Благодарение богу, на нее нашло отупение — отупение, которое, как она знала по опыту, скоро уступит место острой боли — так разрезанные ткани под ножом хирурга на мгновение утрачивают чувствительность, а потом начинается боль.
«Сейчас я не стану об этом думать, — мрачно решила она, призывая на помощь старое заклятье. — Я с ума сойду, если буду сейчас думать о том, что и его потеряла. Подумаю завтра».
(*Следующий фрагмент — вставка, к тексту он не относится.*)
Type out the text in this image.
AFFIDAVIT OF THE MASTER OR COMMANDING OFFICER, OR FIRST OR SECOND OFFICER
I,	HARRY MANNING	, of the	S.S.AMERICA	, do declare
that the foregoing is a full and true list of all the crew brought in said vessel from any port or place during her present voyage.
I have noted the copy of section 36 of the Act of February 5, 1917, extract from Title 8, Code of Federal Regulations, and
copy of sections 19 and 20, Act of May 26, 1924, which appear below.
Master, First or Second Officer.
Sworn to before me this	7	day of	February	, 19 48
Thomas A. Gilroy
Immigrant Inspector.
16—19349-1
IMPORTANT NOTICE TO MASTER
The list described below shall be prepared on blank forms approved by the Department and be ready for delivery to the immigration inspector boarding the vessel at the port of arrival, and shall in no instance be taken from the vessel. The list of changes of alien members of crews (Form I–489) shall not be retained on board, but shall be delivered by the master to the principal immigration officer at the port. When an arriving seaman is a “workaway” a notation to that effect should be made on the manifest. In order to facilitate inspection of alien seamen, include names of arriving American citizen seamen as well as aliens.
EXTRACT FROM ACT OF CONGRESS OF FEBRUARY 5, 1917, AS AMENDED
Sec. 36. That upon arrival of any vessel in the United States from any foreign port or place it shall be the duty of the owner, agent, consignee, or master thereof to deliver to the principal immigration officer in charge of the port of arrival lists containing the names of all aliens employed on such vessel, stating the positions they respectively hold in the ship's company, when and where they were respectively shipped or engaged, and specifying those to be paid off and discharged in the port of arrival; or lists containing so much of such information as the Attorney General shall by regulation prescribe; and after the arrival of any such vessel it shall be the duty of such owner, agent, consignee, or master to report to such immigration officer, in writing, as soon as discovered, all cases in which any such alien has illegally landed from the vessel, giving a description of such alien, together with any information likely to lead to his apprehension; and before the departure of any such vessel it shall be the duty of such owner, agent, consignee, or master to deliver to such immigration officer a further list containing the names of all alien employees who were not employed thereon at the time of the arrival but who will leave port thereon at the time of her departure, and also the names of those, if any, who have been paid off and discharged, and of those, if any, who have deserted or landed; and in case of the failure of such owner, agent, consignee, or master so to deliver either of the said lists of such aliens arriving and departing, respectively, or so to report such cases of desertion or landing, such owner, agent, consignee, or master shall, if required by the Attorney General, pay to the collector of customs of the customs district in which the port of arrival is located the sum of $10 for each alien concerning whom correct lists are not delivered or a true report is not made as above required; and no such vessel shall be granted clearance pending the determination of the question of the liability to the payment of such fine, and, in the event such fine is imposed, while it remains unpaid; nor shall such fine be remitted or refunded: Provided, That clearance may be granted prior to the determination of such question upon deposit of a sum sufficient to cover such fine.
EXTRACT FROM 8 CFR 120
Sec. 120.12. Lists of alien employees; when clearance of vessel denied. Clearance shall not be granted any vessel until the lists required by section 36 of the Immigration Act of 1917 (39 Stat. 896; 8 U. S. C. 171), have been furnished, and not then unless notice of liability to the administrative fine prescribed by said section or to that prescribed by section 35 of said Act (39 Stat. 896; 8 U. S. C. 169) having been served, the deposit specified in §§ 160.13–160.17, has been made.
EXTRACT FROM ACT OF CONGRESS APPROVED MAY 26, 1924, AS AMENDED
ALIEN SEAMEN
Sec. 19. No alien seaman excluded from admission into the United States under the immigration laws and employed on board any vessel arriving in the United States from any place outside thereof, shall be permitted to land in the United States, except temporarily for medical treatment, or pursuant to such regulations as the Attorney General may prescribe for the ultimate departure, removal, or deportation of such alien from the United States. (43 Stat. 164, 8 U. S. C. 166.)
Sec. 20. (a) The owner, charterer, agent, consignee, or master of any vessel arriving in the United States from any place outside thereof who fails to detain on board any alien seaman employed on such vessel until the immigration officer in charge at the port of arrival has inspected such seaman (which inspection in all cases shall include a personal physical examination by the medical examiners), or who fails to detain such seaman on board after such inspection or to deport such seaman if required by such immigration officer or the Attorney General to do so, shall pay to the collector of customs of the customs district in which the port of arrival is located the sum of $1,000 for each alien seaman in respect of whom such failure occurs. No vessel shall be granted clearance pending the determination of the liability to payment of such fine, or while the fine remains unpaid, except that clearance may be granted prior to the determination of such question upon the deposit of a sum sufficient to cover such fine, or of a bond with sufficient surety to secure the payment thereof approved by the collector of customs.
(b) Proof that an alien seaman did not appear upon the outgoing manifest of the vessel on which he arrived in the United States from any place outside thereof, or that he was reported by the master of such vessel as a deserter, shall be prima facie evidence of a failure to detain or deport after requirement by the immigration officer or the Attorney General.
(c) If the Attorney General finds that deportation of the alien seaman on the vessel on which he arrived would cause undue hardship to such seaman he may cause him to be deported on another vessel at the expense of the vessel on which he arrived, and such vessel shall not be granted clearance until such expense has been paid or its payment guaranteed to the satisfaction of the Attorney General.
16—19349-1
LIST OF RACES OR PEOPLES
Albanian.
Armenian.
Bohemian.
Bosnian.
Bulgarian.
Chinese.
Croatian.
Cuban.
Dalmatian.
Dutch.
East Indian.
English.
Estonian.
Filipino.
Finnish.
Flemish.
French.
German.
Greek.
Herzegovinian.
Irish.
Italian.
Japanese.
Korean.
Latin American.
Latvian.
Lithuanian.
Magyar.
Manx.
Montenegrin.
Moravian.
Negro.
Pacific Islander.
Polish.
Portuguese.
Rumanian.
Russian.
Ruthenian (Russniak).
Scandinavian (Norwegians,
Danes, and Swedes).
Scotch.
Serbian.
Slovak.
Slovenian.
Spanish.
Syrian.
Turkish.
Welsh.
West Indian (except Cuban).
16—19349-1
«Но, — закричало сердце, отметая прочь испытанное заклятье и тут же заныв, — я не могу дать ему уйти! Должен же быть какой-то выход!» — Сейчас я не стану об этом думать, — повторила она уже вслух, стремясь отодвинуть свою беду подальше в глубь сознания, стремясь найти какую-то опору, ухватиться за что-то, чтобы не захлестнула нарастающая боль. — Я.., да, завтра же уеду домой в Тару. — И ей стало чуточку легче.
Однажды она уже возвращалась в Тару, гонимая страхом, познав поражение, и вышла из приютивших ее стен сильной, вооруженной для победы. Однажды так было — господи, хоть бы так случилось еще раз! Как этого добиться — она не знала. И не хотела думать об этом сейчас. Ей хотелось лишь передышки, чтобы утихла боль, — хотелось покоя, чтобы зализать свои раны, прибежища, где она могла бы продумать свою кампанию Она думала о Таре, и словно прохладная рука ложилась ей на сердце, успокаивая его учащенное биение. Она видела белый дом, приветливо просвечивающий сквозь красноватую осеннюю листву, ощущала тишину сельских сумерек, нисходившую на нее благодатью, самой кожей чувствовала, как увлажняет роса протянувшиеся на многие акры кусты хлопка с их коробочками, мерцающими среди зелени, как звезды, видела эту пронзительно красную землю и мрачную темную красоту сосен на холмах.
От этой картины ей стало немного легче, она даже почувствовала прилив сил, и боль и неистовое сожаление отодвинулись в глубь сознания. Она с минуту стояла, припоминая отдельные детали — аллею темных кедров, ведущую к Таре, раскидистые кусты жасмина, ярко-зеленые на фоне белых стен, колеблющиеся от ветра белые занавески. И Мамушка тоже там. И вдруг ей отчаянно захотелось увидеть Мамушку — так захотелось, словно она была еще девочкой, — захотелось положить голову на широкую грудь и чтобы узловатые пальцы гладили ее по голове. Мамушка — последнее звено, связывавшее ее с прошлым.